I took a workshop called, "Writing Through the Pain" helping writers to get through the tough parts of their stories.
Lorrie Moore's "People Like That Are the Only People Here" was one of the examples we read of writing about a painful and frightening subject. Sometimes, especially when our work is semi-autobiographical, it's hard to write the scary stuff. If you can't do it, then stay away from the topic. Don't, instead, end on a light and upbeat note. It leaves readers feeling cheated.

The Bonnie and Clyde
At the opposite end of the spectrum are those stories that end in a hail of bullets, or with someone getting their head blown off or leaping from tenth story window. This is sometimes called the apocolyptic ending.

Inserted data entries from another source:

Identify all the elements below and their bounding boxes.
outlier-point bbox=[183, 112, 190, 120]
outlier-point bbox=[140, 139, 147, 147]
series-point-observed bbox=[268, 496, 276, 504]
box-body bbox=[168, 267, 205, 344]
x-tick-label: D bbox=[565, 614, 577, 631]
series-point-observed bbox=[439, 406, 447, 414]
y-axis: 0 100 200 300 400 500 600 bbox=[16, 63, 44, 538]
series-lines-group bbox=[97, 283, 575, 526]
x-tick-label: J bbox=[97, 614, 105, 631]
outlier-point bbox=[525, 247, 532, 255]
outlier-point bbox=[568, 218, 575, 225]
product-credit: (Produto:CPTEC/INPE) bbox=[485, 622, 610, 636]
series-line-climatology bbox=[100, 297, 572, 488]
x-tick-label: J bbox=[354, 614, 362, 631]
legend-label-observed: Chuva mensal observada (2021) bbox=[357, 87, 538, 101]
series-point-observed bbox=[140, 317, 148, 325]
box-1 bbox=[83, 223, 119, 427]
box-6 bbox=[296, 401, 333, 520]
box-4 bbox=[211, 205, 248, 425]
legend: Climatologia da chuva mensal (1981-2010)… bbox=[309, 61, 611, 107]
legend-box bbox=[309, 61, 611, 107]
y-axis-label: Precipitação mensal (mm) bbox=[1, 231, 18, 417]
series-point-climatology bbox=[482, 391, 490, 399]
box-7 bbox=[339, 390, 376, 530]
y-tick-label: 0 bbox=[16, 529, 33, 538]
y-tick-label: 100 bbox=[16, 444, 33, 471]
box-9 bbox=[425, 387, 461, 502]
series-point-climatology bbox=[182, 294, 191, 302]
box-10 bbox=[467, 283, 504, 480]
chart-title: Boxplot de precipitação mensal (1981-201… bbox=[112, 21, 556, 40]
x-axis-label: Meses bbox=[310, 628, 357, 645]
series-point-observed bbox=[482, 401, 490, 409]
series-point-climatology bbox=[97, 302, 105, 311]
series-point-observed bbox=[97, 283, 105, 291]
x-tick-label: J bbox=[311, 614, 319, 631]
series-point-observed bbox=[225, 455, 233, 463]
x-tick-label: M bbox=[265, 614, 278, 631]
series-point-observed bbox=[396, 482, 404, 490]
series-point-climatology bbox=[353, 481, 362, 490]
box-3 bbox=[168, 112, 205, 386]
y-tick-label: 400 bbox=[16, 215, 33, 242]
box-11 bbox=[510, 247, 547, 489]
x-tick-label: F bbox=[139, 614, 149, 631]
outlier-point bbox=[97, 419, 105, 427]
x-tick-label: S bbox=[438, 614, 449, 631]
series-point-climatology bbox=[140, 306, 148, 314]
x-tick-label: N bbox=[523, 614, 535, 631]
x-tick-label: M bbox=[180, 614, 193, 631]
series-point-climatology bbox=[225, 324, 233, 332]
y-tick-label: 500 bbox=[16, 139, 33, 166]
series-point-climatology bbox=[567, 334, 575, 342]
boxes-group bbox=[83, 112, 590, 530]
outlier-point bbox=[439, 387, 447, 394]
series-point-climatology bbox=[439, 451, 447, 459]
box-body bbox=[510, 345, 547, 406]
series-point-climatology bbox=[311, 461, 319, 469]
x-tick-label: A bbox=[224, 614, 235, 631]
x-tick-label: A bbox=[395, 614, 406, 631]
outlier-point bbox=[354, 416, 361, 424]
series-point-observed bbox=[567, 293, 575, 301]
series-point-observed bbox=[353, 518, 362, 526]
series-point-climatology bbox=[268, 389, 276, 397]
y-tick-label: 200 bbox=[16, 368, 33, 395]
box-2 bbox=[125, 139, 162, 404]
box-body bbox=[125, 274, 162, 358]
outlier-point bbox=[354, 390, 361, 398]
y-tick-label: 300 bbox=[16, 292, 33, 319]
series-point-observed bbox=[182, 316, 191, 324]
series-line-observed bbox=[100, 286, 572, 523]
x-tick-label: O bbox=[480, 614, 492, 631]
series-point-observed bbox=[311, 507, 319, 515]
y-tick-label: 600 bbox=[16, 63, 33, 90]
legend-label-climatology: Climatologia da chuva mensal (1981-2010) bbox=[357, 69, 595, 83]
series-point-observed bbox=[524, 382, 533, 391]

Bonnie and Clyde's demise was a true story and sometimes the story requires that, but more often life doesn't provide a real ending. The incident we are writing about may end or fade out, but the people continue living with the decisions they've made or the actions they've taken. The best endings are more subtle.


But Not Weak
Sometimes a submission reminds me of that old joke about the kid writing a 100 words on his summer vacation. The last sentence is, "and that's...my hundred words." In this case the writer gets going on something and seems to run out of space or steam. Rather than go back and see how to shear off some unnecessary words, the writer attempts to fashion something that sounds like an ending in the middle of the story.Other times, the writer doesn't know where the true end is and continues to write past it until the piece just fizzles out. Apocolypse is not necessary, but a story shouldn't require "the end" for us to know it's finished.



These represent some bad endings I've come across. If you have more, add your comments. I'll continue with other ways stories go bad in Part II

1 comment:

Angie Ledbetter said...

Nice helpful post, Nannette. I hate the ending that just falls on its face, like the author suddenly got called away.